オーナー様が事業用ローンを利用している場合に返済が滞ると...
 「大家さんは大金持ち」というのは過去の話です。コロナ禍が終息しないことから経済的に破綻するオーナー様が増えています。

 事業用物件の購入に際し、金融機関から事業用ローンの融資を受けているオーナー様の中には、金融機関への返済が滞り始めている方がいらっしゃいます。空室が埋まらない、または家賃を減額した場合でも融資を受けた金額を返済しなければなりません。

 毎月返済する金額の減額や猶予について金融機関に相談している場合でも、期限が設けられています。このため、いずれは返済を迫られます。昨年前半に減免を認められた方の多くは猶予期間を一年とされている方が多いようです。この場合、今年の後半からは返済を再開しなければなりません。

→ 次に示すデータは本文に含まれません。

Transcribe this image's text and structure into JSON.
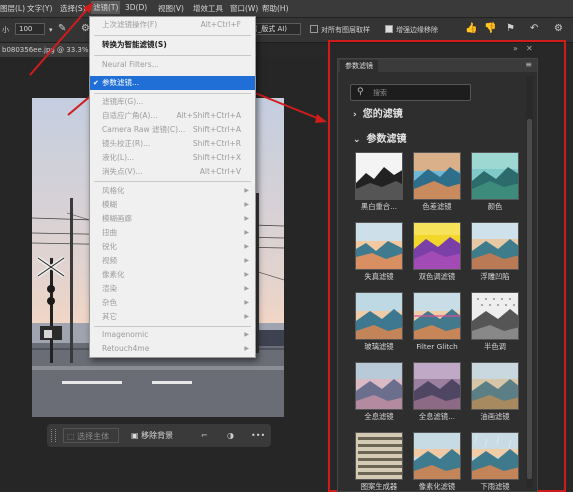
{
  "menubar": {
    "items": [
      "图层(L)",
      "文字(Y)",
      "选择(S)",
      "滤镜(T)",
      "3D(D)",
      "视图(V)",
      "增效工具",
      "窗口(W)",
      "帮助(H)"
    ]
  },
  "optbar": {
    "size_label": "小",
    "size_value": "100",
    "select_value": "(_版式 AI)",
    "checkbox1_label": "对所有图层取样",
    "checkbox2_label": "增强边缘移除"
  },
  "doc": {
    "tab_label": "b080356ee.jpg @ 33.3%"
  },
  "canvas_toolbar": {
    "select_subject": "选择主体",
    "remove_background": "移除背景",
    "more": "•••"
  },
  "filter_menu": {
    "items": [
      {
        "label": "上次滤镜操作(F)",
        "shortcut": "Alt+Ctrl+F",
        "state": "disabled"
      },
      {
        "label": "转换为智能滤镜(S)",
        "state": "bold"
      },
      {
        "label": "Neural Filters...",
        "state": "disabled"
      },
      {
        "label": "参数滤镜...",
        "state": "selected"
      },
      {
        "label": "滤镜库(G)...",
        "state": "disabled"
      },
      {
        "label": "自适应广角(A)...",
        "shortcut": "Alt+Shift+Ctrl+A",
        "state": "disabled"
      },
      {
        "label": "Camera Raw 滤镜(C)...",
        "shortcut": "Shift+Ctrl+A",
        "state": "disabled"
      },
      {
        "label": "镜头校正(R)...",
        "shortcut": "Shift+Ctrl+R",
        "state": "disabled"
      },
      {
        "label": "液化(L)...",
        "shortcut": "Shift+Ctrl+X",
        "state": "disabled"
      },
      {
        "label": "消失点(V)...",
        "shortcut": "Alt+Ctrl+V",
        "state": "disabled"
      },
      {
        "label": "风格化",
        "state": "disabled"
      },
      {
        "label": "模糊",
        "state": "disabled"
      },
      {
        "label": "模糊画廊",
        "state": "disabled"
      },
      {
        "label": "扭曲",
        "state": "disabled"
      },
      {
        "label": "锐化",
        "state": "disabled"
      },
      {
        "label": "视频",
        "state": "disabled"
      },
      {
        "label": "像素化",
        "state": "disabled"
      },
      {
        "label": "渲染",
        "state": "disabled"
      },
      {
        "label": "杂色",
        "state": "disabled"
      },
      {
        "label": "其它",
        "state": "disabled"
      },
      {
        "label": "Imagenomic",
        "state": "disabled"
      },
      {
        "label": "Retouch4me",
        "state": "disabled"
      }
    ]
  },
  "panel": {
    "tab_label": "参数滤镜",
    "search_placeholder": "搜索",
    "section_yours": "您的滤镜",
    "section_params": "参数滤镜",
    "filters": [
      "黑白重合...",
      "色差滤镜",
      "颜色",
      "失真滤镜",
      "双色调滤镜",
      "浮雕凹陷",
      "玻璃滤镜",
      "Filter Glitch",
      "半色调",
      "全息滤镜",
      "全息滤镜...",
      "油画滤镜",
      "图案生成器",
      "像素化滤镜",
      "下雨滤镜"
    ]
  },
  "colors": {
    "accent_selected": "#1f6fd6",
    "annotation_red": "#d11c1c"
  }
}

 返済できない状況が続くと「期限の利益」を失い、一括返済を求められることになります。一括返済を求められた場合、保有している物件を任意売却または不動産競売により売却しなければならなくなります。

 いずれの場合でも、不動産の市場流通価格を下回る金額で手放さなければなりません。さらに、残債が残ることがあります。

セーフティーネット保証制度、および危機関連保証制度
 事業用ローンの返済が滞りそうなオーナー様は、中小企業庁が行うセーフティーネット保証制度、および危機関連保証制度を利用できる可能性があります。

 いわゆる貸し家業の場合でも、収入が前年より20%以上低下した場合にはセーフティーネット保証4号・5号を受けられる可能性があります。必要に応じ相談されることをお勧めします。詳細は、こちらのWEBサイト(中小企業庁)を参照願います。

 コロナ禍がなかなか終息しませんが、あらゆる支援策を活用していただき、何としても生き延びることをお考えください。保証制度の利用は「恥」ではありません。